‘Nocturnal Animals’ (2016) – 8/10

nocturnal-animals-title-banner‘Nocturnal Animals’ is hands down one of my favourite, if not favourite, films of the year. The last time a film had such an impact on me was when I watched ‘Black Swan’ (2010) for the first time, which left me feeling disturbed and unsettled, and a little introspective – which is exactly what ‘Nocturnal Animals’ did for me.

I was not sure what I was expecting when I entered the cinema, and the advert that i’d seen gave little away. ‘Nocturnal Animals’ is a film about a novelist named Edward Sheffield (Jake Gyllenhaal), who writes a novel dedicated to his first wife Susan Morrow (Amy Adams), who became a wealthy gallery owner married to Hutton Morrow (Arnie Hammer), a successful business man. The title of Edward’s book is Nocturnal Animals, a nickname that Edward used for Susan whilst they were married (as she suffers with insomnia), which Susan describes as ‘devastatingly beautiful’, and hints that things described in the book have parallels to their past relationship.

The reason why I liked this film so much is because it is a simple idea (a story within a story), executed masterfully. The film begins with Susan hosting her gallery opening, which featured naked overweight women dancing as art instillations. From first glance, they clearly symbolised freedom (from the expressions of delight on their faces). However, their images were captured in slow motion, which makes the viewer ill at ease. For me, this juxtaposition of freedom of expression (the raw nakedness and liberty that these overweight women seemingly felt through facial expressions) was hindered by the limit of time – they were essentially trapped within slow motion, which emphasised all their socially defined flaws. This scene reminded me of the gothic scenes from the film Seven (1995), which is a detective crime thriller that focuses on the seven deadly sins. This in turn, made me feel guilty for judging such care-free spirits… but then why should I be judged, if the intended purpose of this scene was to make the viewer question their beliefs / definitions of art?

These are feelings that were stirred up within me throughout the film (this juxtaposition of passion with gothic tragedy), which were most felt when Susan begins reading the novel dedicated to her from her ex-husband. Consequently, the film is interspersed with scenes like that of a arthouse flick, amongst compelling scenes envisaged by Susan from the book. These include scenes of Tony Hastings (Jake Gyllenhaal), his wife Laura Hastings (Isla Fisher) and daughter travelling across Texas, who bump into 3 Texan thugs; Ray Marcus (Aaron Taylor-Johnson), Lou (Karl Glusman) and Turk (Robert Aramayo). The cut between the reality of the film and fiction of the book is done in such a dynamic way that halfway through the film my mum lent over and said how ‘gripping’ the film was.

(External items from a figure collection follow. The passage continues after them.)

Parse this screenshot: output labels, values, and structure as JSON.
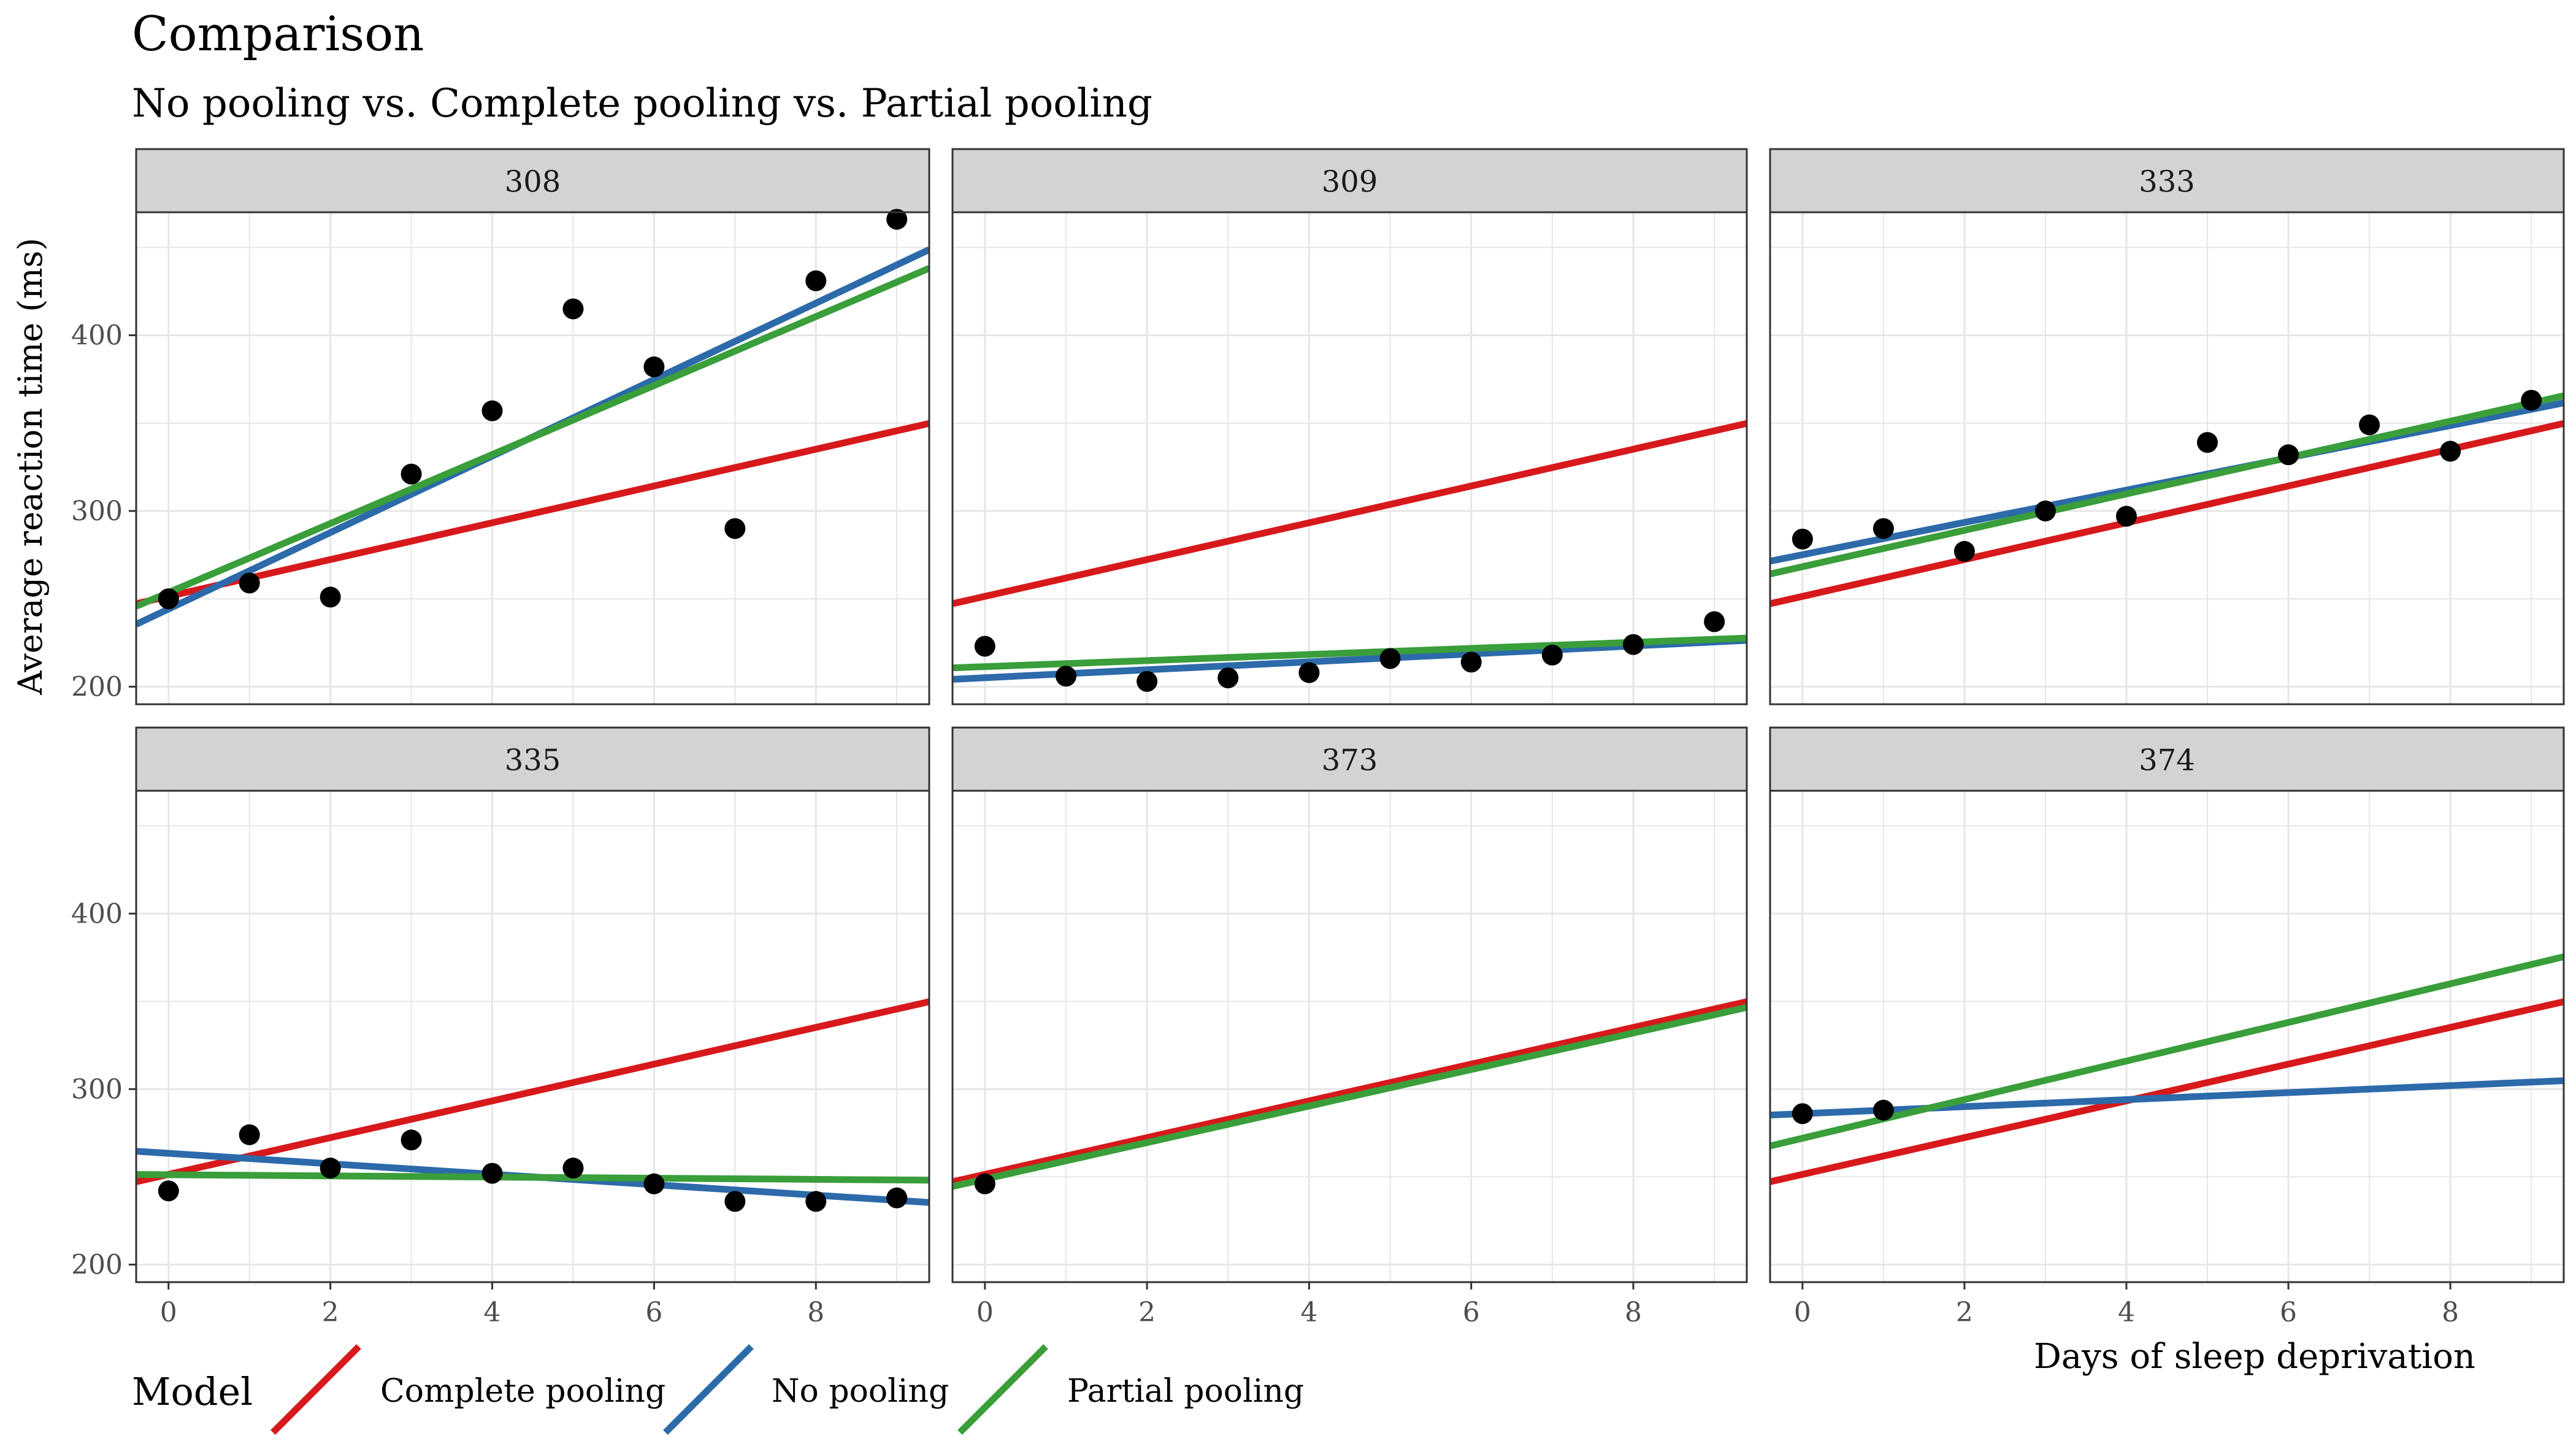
{
  "title": "Comparison",
  "subtitle": "No pooling vs. Complete pooling vs. Partial pooling",
  "colors": {
    "complete_pooling": "#d7191c",
    "no_pooling": "#2c6aaa",
    "partial_pooling": "#3a9e3a",
    "points": "#000000",
    "strip_bg": "#d3d3d3",
    "grid": "#e6e6e6"
  },
  "chart_data": {
    "type": "scatter",
    "xlabel": "Days of sleep deprivation",
    "ylabel": "Average reaction time (ms)",
    "xlim": [
      -0.4,
      9.4
    ],
    "ylim": [
      190,
      470
    ],
    "x_ticks": [
      0,
      2,
      4,
      6,
      8
    ],
    "y_ticks": [
      200,
      300,
      400
    ],
    "grid": true,
    "legend": {
      "title": "Model",
      "position": "bottom-left",
      "entries": [
        "Complete pooling",
        "No pooling",
        "Partial pooling"
      ]
    },
    "panels": [
      {
        "label": "308",
        "points": [
          [
            0,
            250
          ],
          [
            1,
            259
          ],
          [
            2,
            251
          ],
          [
            3,
            321
          ],
          [
            4,
            357
          ],
          [
            5,
            415
          ],
          [
            6,
            382
          ],
          [
            7,
            290
          ],
          [
            8,
            431
          ],
          [
            9,
            466
          ]
        ],
        "fits": {
          "complete_pooling": {
            "intercept": 251.4,
            "slope": 10.47
          },
          "no_pooling": {
            "intercept": 244.2,
            "slope": 21.76
          },
          "partial_pooling": {
            "intercept": 253.6,
            "slope": 19.63
          }
        }
      },
      {
        "label": "309",
        "points": [
          [
            0,
            223
          ],
          [
            1,
            206
          ],
          [
            2,
            203
          ],
          [
            3,
            205
          ],
          [
            4,
            208
          ],
          [
            5,
            216
          ],
          [
            6,
            214
          ],
          [
            7,
            218
          ],
          [
            8,
            224
          ],
          [
            9,
            237
          ]
        ],
        "fits": {
          "complete_pooling": {
            "intercept": 251.4,
            "slope": 10.47
          },
          "no_pooling": {
            "intercept": 205.1,
            "slope": 2.26
          },
          "partial_pooling": {
            "intercept": 211.4,
            "slope": 1.73
          }
        }
      },
      {
        "label": "333",
        "points": [
          [
            0,
            284
          ],
          [
            1,
            290
          ],
          [
            2,
            277
          ],
          [
            3,
            300
          ],
          [
            4,
            297
          ],
          [
            5,
            339
          ],
          [
            6,
            332
          ],
          [
            7,
            349
          ],
          [
            8,
            334
          ],
          [
            9,
            363
          ]
        ],
        "fits": {
          "complete_pooling": {
            "intercept": 251.4,
            "slope": 10.47
          },
          "no_pooling": {
            "intercept": 275.1,
            "slope": 9.19
          },
          "partial_pooling": {
            "intercept": 268.3,
            "slope": 10.35
          }
        }
      },
      {
        "label": "335",
        "points": [
          [
            0,
            242
          ],
          [
            1,
            274
          ],
          [
            2,
            255
          ],
          [
            3,
            271
          ],
          [
            4,
            252
          ],
          [
            5,
            255
          ],
          [
            6,
            246
          ],
          [
            7,
            236
          ],
          [
            8,
            236
          ],
          [
            9,
            238
          ]
        ],
        "fits": {
          "complete_pooling": {
            "intercept": 251.4,
            "slope": 10.47
          },
          "no_pooling": {
            "intercept": 263.4,
            "slope": -2.98
          },
          "partial_pooling": {
            "intercept": 251.2,
            "slope": -0.33
          }
        }
      },
      {
        "label": "373",
        "points": [
          [
            0,
            246
          ]
        ],
        "fits": {
          "complete_pooling": {
            "intercept": 251.4,
            "slope": 10.47
          },
          "partial_pooling": {
            "intercept": 248.7,
            "slope": 10.41
          }
        }
      },
      {
        "label": "374",
        "points": [
          [
            0,
            286
          ],
          [
            1,
            288
          ]
        ],
        "fits": {
          "complete_pooling": {
            "intercept": 251.4,
            "slope": 10.47
          },
          "no_pooling": {
            "intercept": 286.0,
            "slope": 2.0
          },
          "partial_pooling": {
            "intercept": 272.0,
            "slope": 11.0
          }
        }
      }
    ]
  }
}
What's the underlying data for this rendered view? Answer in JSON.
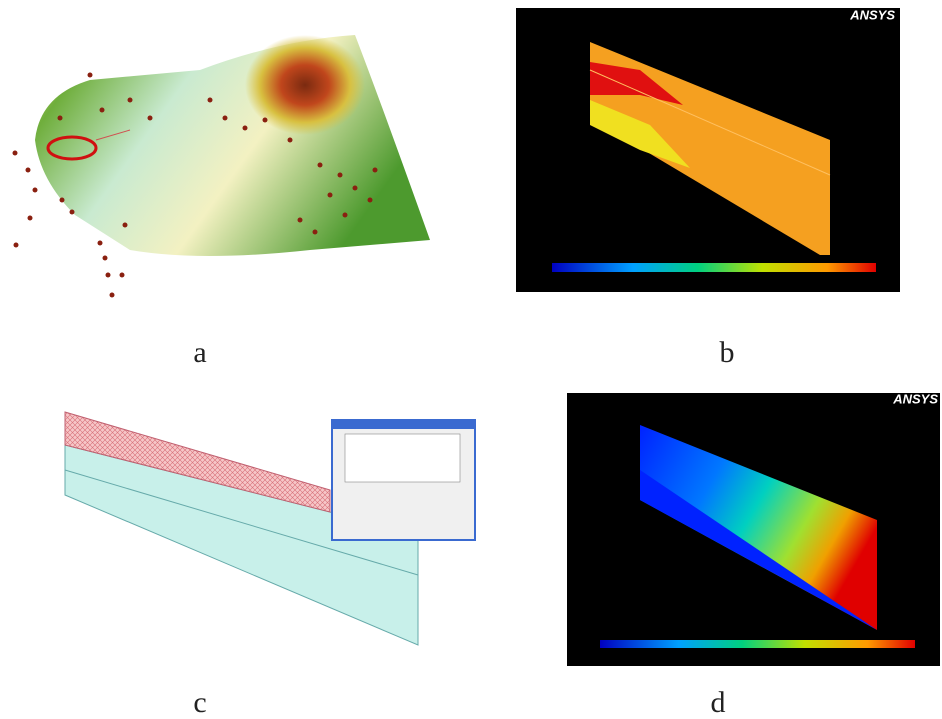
{
  "panels": [
    {
      "label": "a"
    },
    {
      "label": "b",
      "logo": "ANSYS"
    },
    {
      "label": "c"
    },
    {
      "label": "d",
      "logo": "ANSYS"
    }
  ]
}
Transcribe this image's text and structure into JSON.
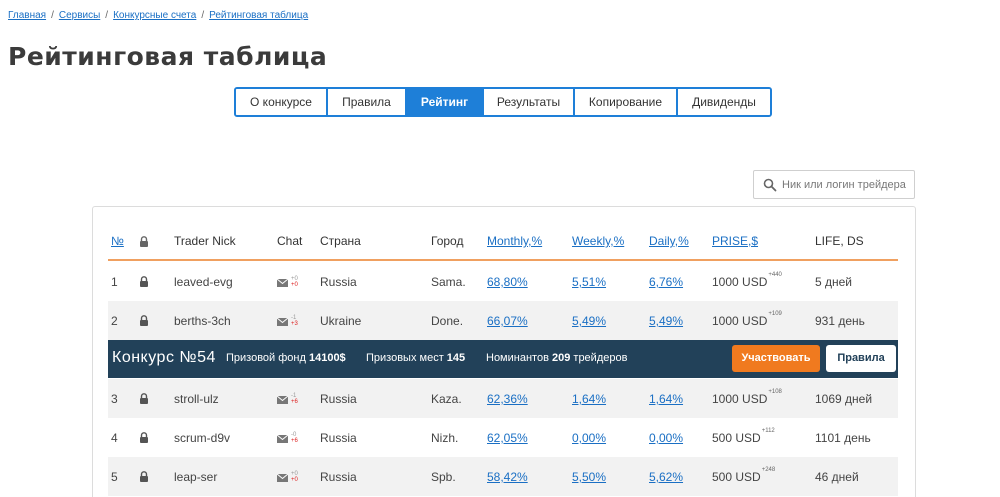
{
  "breadcrumb": {
    "items": [
      "Главная",
      "Сервисы",
      "Конкурсные счета",
      "Рейтинговая таблица"
    ],
    "separator": "/"
  },
  "page_title": "Рейтинговая таблица",
  "tabs": [
    {
      "label": "О конкурсе",
      "active": false
    },
    {
      "label": "Правила",
      "active": false
    },
    {
      "label": "Рейтинг",
      "active": true
    },
    {
      "label": "Результаты",
      "active": false
    },
    {
      "label": "Копирование",
      "active": false
    },
    {
      "label": "Дивиденды",
      "active": false
    }
  ],
  "search": {
    "placeholder": "Ник или логин трейдера",
    "icon": "search-icon"
  },
  "table": {
    "headers": {
      "num": "№",
      "lock": "lock-icon",
      "nick": "Trader Nick",
      "chat": "Chat",
      "country": "Страна",
      "city": "Город",
      "monthly": "Monthly,%",
      "weekly": "Weekly,%",
      "daily": "Daily,%",
      "prise": "PRISE,$",
      "life": "LIFE, DS"
    },
    "rows": [
      {
        "num": "1",
        "nick": "leaved-evg",
        "chat_top": "+0",
        "chat_bottom": "+0",
        "country": "Russia",
        "city": "Sama.",
        "monthly": "68,80%",
        "weekly": "5,51%",
        "daily": "6,76%",
        "prise": "1000 USD",
        "prise_bonus": "+440",
        "life": "5 дней"
      },
      {
        "num": "2",
        "nick": "berths-3ch",
        "chat_top": "-1",
        "chat_bottom": "+3",
        "country": "Ukraine",
        "city": "Done.",
        "monthly": "66,07%",
        "weekly": "5,49%",
        "daily": "5,49%",
        "prise": "1000 USD",
        "prise_bonus": "+109",
        "life": "931 день"
      },
      {
        "num": "3",
        "nick": "stroll-ulz",
        "chat_top": "-1",
        "chat_bottom": "+6",
        "country": "Russia",
        "city": "Kaza.",
        "monthly": "62,36%",
        "weekly": "1,64%",
        "daily": "1,64%",
        "prise": "1000 USD",
        "prise_bonus": "+108",
        "life": "1069 дней"
      },
      {
        "num": "4",
        "nick": "scrum-d9v",
        "chat_top": "-0",
        "chat_bottom": "+6",
        "country": "Russia",
        "city": "Nizh.",
        "monthly": "62,05%",
        "weekly": "0,00%",
        "daily": "0,00%",
        "prise": "500 USD",
        "prise_bonus": "+112",
        "life": "1101 день"
      },
      {
        "num": "5",
        "nick": "leap-ser",
        "chat_top": "+0",
        "chat_bottom": "+0",
        "country": "Russia",
        "city": "Spb.",
        "monthly": "58,42%",
        "weekly": "5,50%",
        "daily": "5,62%",
        "prise": "500 USD",
        "prise_bonus": "+248",
        "life": "46 дней"
      }
    ]
  },
  "banner": {
    "title": "Конкурс №54",
    "fund_label": "Призовой фонд",
    "fund_value": "14100$",
    "places_label": "Призовых мест",
    "places_value": "145",
    "nominees_label": "Номинантов",
    "nominees_value": "209",
    "nominees_suffix": "трейдеров",
    "participate_button": "Участвовать",
    "rules_button": "Правила"
  },
  "colors": {
    "accent": "#1e7fd8",
    "link": "#1a6fc4",
    "banner_bg": "#224159",
    "orange_button": "#f07a1f",
    "header_underline": "#f0a060",
    "row_alt": "#f2f2f2"
  }
}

Similarly, the cast is an extremely strong ensemble. I think that Aaron Taylor-Johnson is such an underrated actor. From seeing him in comedies like ‘Kick Ass’ (2010), where he plays a light-hearted nerd who wants to protect the world by fighting crime like his comic book heroes, to ‘Chatroom’ (2010), a film which I thought was shit, but he played an amazing sociopath, I can tell that he is an extremely versatile actor, and will go on to great things.  Within ‘Nocturnal Animals’, he plays an extremely believable redneck, who is assertive and has strong morals (despite his own moral compass being eschew with that of the law) . I also thought that Amy Adams played a devastatingly beautiful, lonely stereotypical rich wife playing at being a gallery owner, who questions whether turning her back on her first marriage (of passion and creativity) for one of stability and financial success was worth it.  I also thought that Michael Shannon (who plays Bobby Andes, a detective trying to solve crimes committed throughout the book), kept the crime thriller side of the film flowing, and Gyllenhaal (who plays Ted and Edward) held the duel story nicely together, and is a consistently solid actor. I must say that I could not fault anyone in this film.

The acting from the cast was extremely strong, the gore and crime within the film was realistic and edgy (used only as and when required), and the ending extremely in-Hollywood and unsatisfying – all of these elements made this film, for me, one of the best of the year. As soon as I walked out of the cinema my mind was reeling at how amazing this film was. It left me feeling uncomfortable at what I had seen, yet made me want to strive for success (despite the message of the film being that the world of art and success is ultimately futile, yet is easier to swallow than the real world) – and ironically the most poignant piece full of raw emotion was that written by Edward (someone who is frequently described in the film as ‘weak’).

As I have said before, my mum leaned over and whispered ‘it’s so gripping’ – and that is the best word to describe this intense film. I was literally sat on the edge of my seat for the duration of the screening. It was not a horror, but a psychological whirlwind playing on the audiences’ emotions at a steady pace. It is written, co-produced and directed by Tom Ford, and is based on the 1993 novel Tony and Susan by Austin Wright. It is definitely a book I now want to read (if it is as compelling of Ford’s adaptation). EVERYONE GO SEE THIS!